Good lord, do games just sort of creep up on you these days, too? Killing Floor 3 is set to be released next week, July 24, and it’s suddenly sprung up like a burst pipe. I mean, did you see that the Pac-Man Metroidvania game launched today? You’d be forgiven for missing all of this, as platforms like Valve’s Steam have over 100 games dumped onto the storefront since July 17.
The new launch trailer is filled with the typical Killing Floor noisy butt-metal, puddles of gore, and a lot of zombies. Sorry, “Zeds”. In an era where co-op games are dime-a-dozen, and specifically, really hard to maintain an audience as major live service games like Fortnite and Rainbow Six Siege grip onto their players’ brains, it’s yet to be seen how Killing Floor 3 will survive the brutal landscape of the current gaming industry.
Co-op game ready to launch in a sea of co-op games
If you’re looking at the screen like, “Killing Floor? I remember that name!”, it’s probably because you remember when the first game would appear in nearly every single early 2010s Steam sale. Originally starting life as a mod for Unreal Tournament 2004, it quickly became the cheaper and deeper alternative to the ever-popular Call of Duty Zombies mode. It also came out around a time when zombies were the “in” thing, and Left 4 Dead ruled the co-op roost.
It also, notably, came out during a time when games didn’t launch like avalanches. Killing Floor 2 was well-liked, smoothing out its mechanics to fit best in the soon-to-boom PC gaming market. However, it just kind of dropped off outside the hardcore fanbase, becoming the successor in those super cheap Steam sale pickups. Gaming moved on, and now it’s circling around just a few games.
Co-op has never been bigger, but the real question is, can something like Killing Floor 3 pull players away from the current in-vogue games? A friendly climbing game this is not. I don’t expect it to be culled like a Concord or Steel Hunters.
Killing Floor 3 could be another marred launch due to performance issues
Developed by Tripwire Studios, Killing Floor 3 is another wave-based zombie shooter. It’ll be on PC, PS5, and Xbox Series X|S, but the community has filled me with some trepidation over it. Reading and watching videos about it for this article, the common point brought up is that this could be another rocky launch for a returning legacy franchise.
Payday 3, a co-op robbery-themed shooter, launched so poorly that the previous game, launched a decade before it began to see players returning. Similarly, recently released FBC Firebreak from Remedy, a more Left 4 Dead-inspired, beat-the-objective co-op game, rather than wave-based survival, didn’t run poorly but was received poorly due to just being thin on the ground.
Originally meant to launch in March 2025, after its original beta, Tripwire delayed the game until July because the fan reaction was that bad.
It, of course, still doesn’t bode well that the game is launching with a plethora of issues detailed in a support article. According to intrepid Killing Floor and zombie game YouTuber Venatix, a lot of these issues might still be there at launch and “stick around”.

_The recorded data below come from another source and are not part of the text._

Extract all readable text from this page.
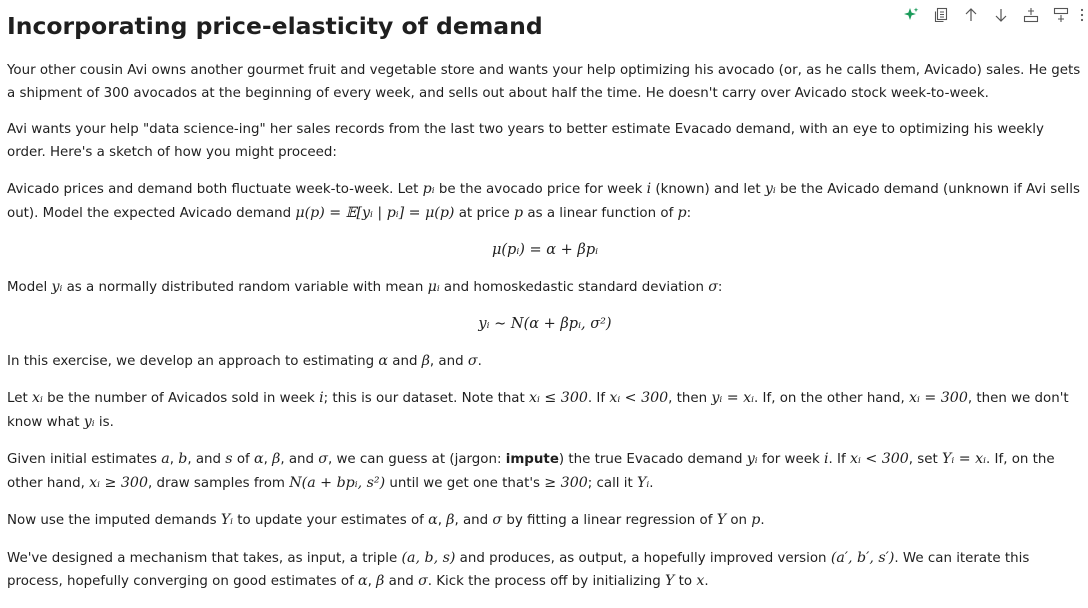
Incorporating price-elasticity of demand

Your other cousin Avi owns another gourmet fruit and vegetable store and wants your help optimizing his avocado (or, as he calls them, Avicado) sales. He gets a shipment of 300 avocados at the beginning of every week, and sells out about half the time. He doesn't carry over Avicado stock week-to-week.

Avi wants your help "data science-ing" her sales records from the last two years to better estimate Evacado demand, with an eye to optimizing his weekly order. Here's a sketch of how you might proceed:

Avicado prices and demand both fluctuate week-to-week. Let pᵢ be the avocado price for week i (known) and let yᵢ be the Avicado demand (unknown if Avi sells out). Model the expected Avicado demand μ(p) = 𝔼[yᵢ | pᵢ] = μ(p) at price p as a linear function of p:

μ(pᵢ) = α + βpᵢ

Model yᵢ as a normally distributed random variable with mean μᵢ and homoskedastic standard deviation σ:

yᵢ ∼ N(α + βpᵢ, σ²)

In this exercise, we develop an approach to estimating α and β, and σ.

Let xᵢ be the number of Avicados sold in week i; this is our dataset. Note that xᵢ ≤ 300. If xᵢ < 300, then yᵢ = xᵢ. If, on the other hand, xᵢ = 300, then we don't know what yᵢ is.

Given initial estimates a, b, and s of α, β, and σ, we can guess at (jargon: impute) the true Evacado demand yᵢ for week i. If xᵢ < 300, set Yᵢ = xᵢ. If, on the other hand, xᵢ ≥ 300, draw samples from N(a + bpᵢ, s²) until we get one that's ≥ 300; call it Yᵢ.

Now use the imputed demands Yᵢ to update your estimates of α, β, and σ by fitting a linear regression of Y on p.

We've designed a mechanism that takes, as input, a triple (a, b, s) and produces, as output, a hopefully improved version (a′, b′, s′). We can iterate this process, hopefully converging on good estimates of α, β and σ. Kick the process off by initializing Y to x.
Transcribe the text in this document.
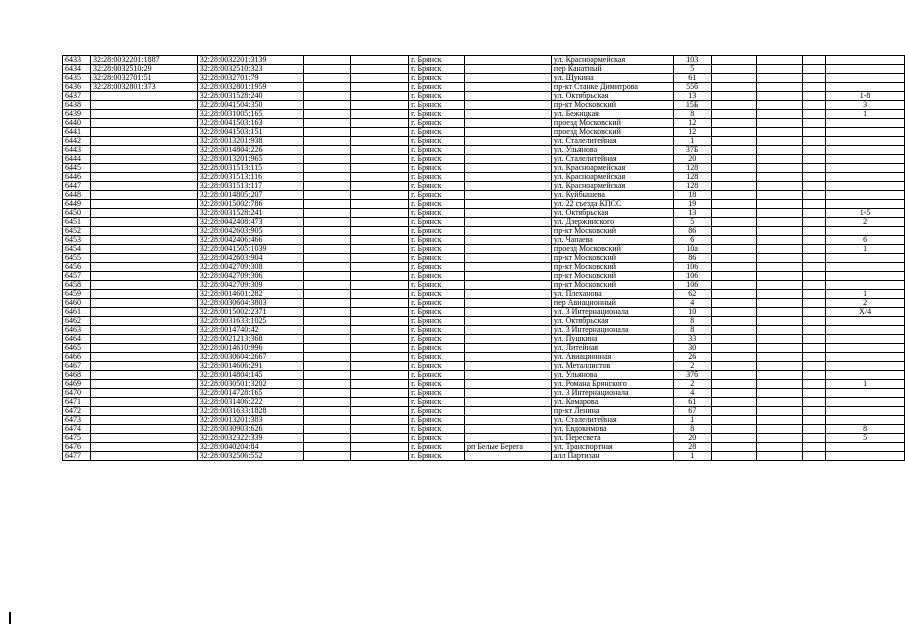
6433	32:28:0032201:1887	32:28:0032201:3139			г. Брянск		ул. Красноармейская	103				
6434	32:28:0032510:29	32:28:0032510:323			г. Брянск		пер Канатный	5				
6435	32:28:0032701:51	32:28:0032701:79			г. Брянск		ул. Щукина	61				
6436	32:28:0032801:373	32:28:0032801:1959			г. Брянск		пр-кт Станке Димитрова	55б				
6437		32:28:0031528:240			г. Брянск		ул. Октябрьская	13				1-8
6438		32:28:0041504:350			г. Брянск		пр-кт Московский	15Б				3
6439		32:28:0031005:165			г. Брянск		ул. Бежицкая	8				1
6440		32:28:0041503:163			г. Брянск		проезд Московский	12				
6441		32:28:0041503:151			г. Брянск		проезд Московский	12				
6442		32:28:0013201:938			г. Брянск		ул. Сталелитейная	1				
6443		32:28:0014804:226			г. Брянск		ул. Ульянова	37Б				
6444		32:28:0013201:965			г. Брянск		ул. Сталелитейная	20				
6445		32:28:0031513:115			г. Брянск		ул. Красноармейская	128				
6446		32:28:0031513:116			г. Брянск		ул. Красноармейская	128				
6447		32:28:0031513:117			г. Брянск		ул. Красноармейская	128				
6448		32:28:0014805:207			г. Брянск		ул. Куйбышева	18				
6449		32:28:0015002:786			г. Брянск		ул. 22 съезда КПСС	19				
6450		32:28:0031528:241			г. Брянск		ул. Октябрьская	13				1-5
6451		32:28:0042408:473			г. Брянск		ул. Дзержинского	5				2
6452		32:28:0042603:905			г. Брянск		пр-кт Московский	86				
6453		32:28:0042406:466			г. Брянск		ул. Чапаева	6				6
6454		32:28:0041505:1039			г. Брянск		проезд Московский	10а				1
6455		32:28:0042603:904			г. Брянск		пр-кт Московский	86				
6456		32:28:0042709:308			г. Брянск		пр-кт Московский	106				
6457		32:28:0042709:306			г. Брянск		пр-кт Московский	106				
6458		32:28:0042709:309			г. Брянск		пр-кт Московский	106				
6459		32:28:0014601:282			г. Брянск		ул. Плеханова	62				1
6460		32:28:0030604:3803			г. Брянск		пер Авиационный	4				2
6461		32:28:0015002:2371			г. Брянск		ул. 3 Интернационала	10				Х/4
6462		32:28:0031633:1025			г. Брянск		ул. Октябрьская	8				
6463		32:28:0014740:42			г. Брянск		ул. 3 Интернационала	8				
6464		32:28:0021213:368			г. Брянск		ул. Пушкина	33				
6465		32:28:0014610:996			г. Брянск		ул. Литейная	30				
6466		32:28:0030604:2667			г. Брянск		ул. Авиационная	26				
6467		32:28:0014606:291			г. Брянск		ул. Металлистов	2				
6468		32:28:0014804:145			г. Брянск		ул. Ульянова	37б				
6469		32:28:0030501:3202			г. Брянск		ул. Романа Брянского	2				1
6470		32:28:0014728:165			г. Брянск		ул. 3 Интернационала	4				
6471		32:28:0031406:222			г. Брянск		ул. Комарова	61				
6472		32:28:0031633:1828			г. Брянск		пр-кт Ленина	67				
6473		32:28:0013201:383			г. Брянск		ул. Сталелитейная	1				
6474		32:28:0030903:626			г. Брянск		ул. Евдокимова	8				8
6475		32:28:0032322:339			г. Брянск		ул. Пересвета	20				5
6476		32:28:0040204:84			г. Брянск	рп Белые Берега	ул. Транспортная	28				
6477		32:28:0032506:552			г. Брянск		алл Партизан	1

Player reactions to the game aren’t mixed from what I can see. Killing Floor 3 is potentially another “hot to the touch” launch. A couple of users said it needs at least another year in development, while some think its general vibe is off.
Tripwire, in its support documents, mentions that the game is “CPU-bound”, as with other Unreal Engine 5 games facing similar performance issues. We’ll have to see how it hits, but if the stutter seen in some of the videos from the most recent stress test persists, it’s just going to be a bad time for a game reliant on being able to move out of the way at a moment’s notice.